James Courtney says he will block out all the “hype” of his final visit to Mount Panorama as a Holden Racing Team driver when he contests his first Supercheap Auto Bathurst 1000 in two years.
Courtney missed the 2015 race because of injuries and returns this year with the knowledge his team will lose its current name and factory backing from the 2017 season onwards, with only Triple Eight to be supported by Holden.
But despite that the 36-year old has re-signed with HRT’s parent Walkinshaw Racing on a three-year deal that starts in 2017.
At the same time his long-time team-mate Garth Tander has been confirmed as leaving the Walkinshaw Racing operation after 12 years, with his place being taken by Scott Pye.
“There will be some build-up and hype about the whole thing, but in the end I don’t care about that crap, I just want to win the thing,” said Courtney, who will be joined at Bathurst by Jack Perkins.
“I am probably more excited going there than anyone else,” he added. “I missed out last year when everyone else got to play.
“But as for the Holden side of things; when you pull the helmet on it’s the last thing that’s on your mind.
“There will be a lot of fanfare and stuff in the lead-up and over the weekend but as selfish as it sounds, you are out there for yourself and you want to win and you want to do the most you can and get the best result you can.
“For me I don’t care what’s written on the side of the car, I just want to be winning.
“If it had Skoda on the side I would be pushing as hard as with Holden, so it doesn’t really concern me.”
Despite only finishing 11th at Sandown after a communication issue between the pits and Perkins, Courtney says the team has made significant development strides in recent months and takes a far more competitive pair of Holden Commodore VFs to the mountain.
The pace of the cars was reinforced by Tander and co-river Warren Luff’s win in the traditional Bathurst warm-up, the Wilson Security Sandown 500.
“A lot of the time we were searching for a silver bullet but we have gone away from that and become more worried about making sure the gun is clean and the barrel is all shiny and the trigger is working well and not worrying about the bullet so much." Courtney said.
“It is definitely paying off. We are working on the package we have got and we are trying to get the most out of that.
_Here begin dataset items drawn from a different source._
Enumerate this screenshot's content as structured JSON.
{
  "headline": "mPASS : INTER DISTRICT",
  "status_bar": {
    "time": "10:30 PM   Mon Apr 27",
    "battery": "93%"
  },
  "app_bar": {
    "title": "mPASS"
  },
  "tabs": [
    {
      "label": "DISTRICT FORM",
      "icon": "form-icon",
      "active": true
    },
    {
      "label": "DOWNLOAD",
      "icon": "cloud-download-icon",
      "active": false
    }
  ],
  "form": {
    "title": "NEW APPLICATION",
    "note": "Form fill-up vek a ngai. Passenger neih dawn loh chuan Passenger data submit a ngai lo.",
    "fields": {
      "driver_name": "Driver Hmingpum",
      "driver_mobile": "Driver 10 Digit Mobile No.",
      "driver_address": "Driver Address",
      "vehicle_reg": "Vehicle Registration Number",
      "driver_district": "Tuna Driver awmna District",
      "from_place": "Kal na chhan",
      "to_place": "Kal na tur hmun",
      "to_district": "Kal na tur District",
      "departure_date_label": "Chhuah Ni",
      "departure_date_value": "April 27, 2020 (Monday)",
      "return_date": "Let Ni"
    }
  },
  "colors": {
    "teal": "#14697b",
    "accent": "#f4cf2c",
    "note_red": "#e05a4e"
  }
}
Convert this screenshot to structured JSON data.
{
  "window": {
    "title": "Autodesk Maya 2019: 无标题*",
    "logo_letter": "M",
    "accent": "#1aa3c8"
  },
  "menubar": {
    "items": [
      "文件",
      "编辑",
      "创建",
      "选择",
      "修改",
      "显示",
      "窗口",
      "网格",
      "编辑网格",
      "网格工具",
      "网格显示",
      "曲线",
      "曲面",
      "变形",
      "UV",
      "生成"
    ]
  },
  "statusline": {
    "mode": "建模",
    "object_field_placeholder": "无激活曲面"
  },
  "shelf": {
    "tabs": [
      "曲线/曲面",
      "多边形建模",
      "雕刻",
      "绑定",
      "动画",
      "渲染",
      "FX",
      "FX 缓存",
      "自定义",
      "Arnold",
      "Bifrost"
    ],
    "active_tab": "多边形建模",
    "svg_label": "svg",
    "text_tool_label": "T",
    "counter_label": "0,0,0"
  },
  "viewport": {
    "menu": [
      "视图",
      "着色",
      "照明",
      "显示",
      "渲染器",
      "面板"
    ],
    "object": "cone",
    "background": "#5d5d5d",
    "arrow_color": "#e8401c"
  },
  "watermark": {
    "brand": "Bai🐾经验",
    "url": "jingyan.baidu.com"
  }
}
“Blind Freddy could see the thing has half turned a corner. We now have a more competitive qualifying package which in turn makes it a much easier race situation.”
Courtney said that improvement in the car’s behaviour made him more confident for a good Bathurst result than he had been for years.
Two specific areas he used as examples of this improvement were more feel from the steering and a reduction in the nervousness of the handling, a problem that has been particularly evident at Bathurst.
In recent years the 1000 has not been a happy hunting ground for HRT and other Walkinshaw Racing entries. Courtney’s former co-driver Greg Murphy crashed out in 2013, Tander and Luff didn’t even make the 2014 race and last year the two HRT entries, which included Tander and Luff in #2 and Perkins and Russell Ingall in #22 ,could not qualify for the ARMOR ALL Top 10 Shootout. But Tander and Luff did fight back for third in the race.
HRT has not won at Bathurst since Tander and Nick Percat’s 2011 triumph.
“I would definitely say I am more confident rolling into the event this year, certainly moreso than I would have been a couple of months ago,” said Courtney.
“There is definitely not the (steering) numbness that there had been. We can still get ourselves out of that window pretty easily, we are still very much learning how to fine tune the way we are running the car now. It is completely different to what we had three months ago,
Our car has [also] been an incredibly nervous car to drive there (Bathurst) and the way its evolved over the last little bit it’s a lot more comfortable to drive and a lot more consistent and you have got information.
“It makes it a lot more enjoyable to do 1000km running.
“You saw that at Sandown with both Garth and myself. We were really quick in really challenging conditions and both pushed 1000 per cent the whole time.
“Neither of us went off the track throughout the whole race in trying conditions and there were plenty of guys spraying it off and going through the grass and off the track.
“We kept it clean and didn’t go off the track once, which shows the car is giving us the right information. It is predictable, which is good.”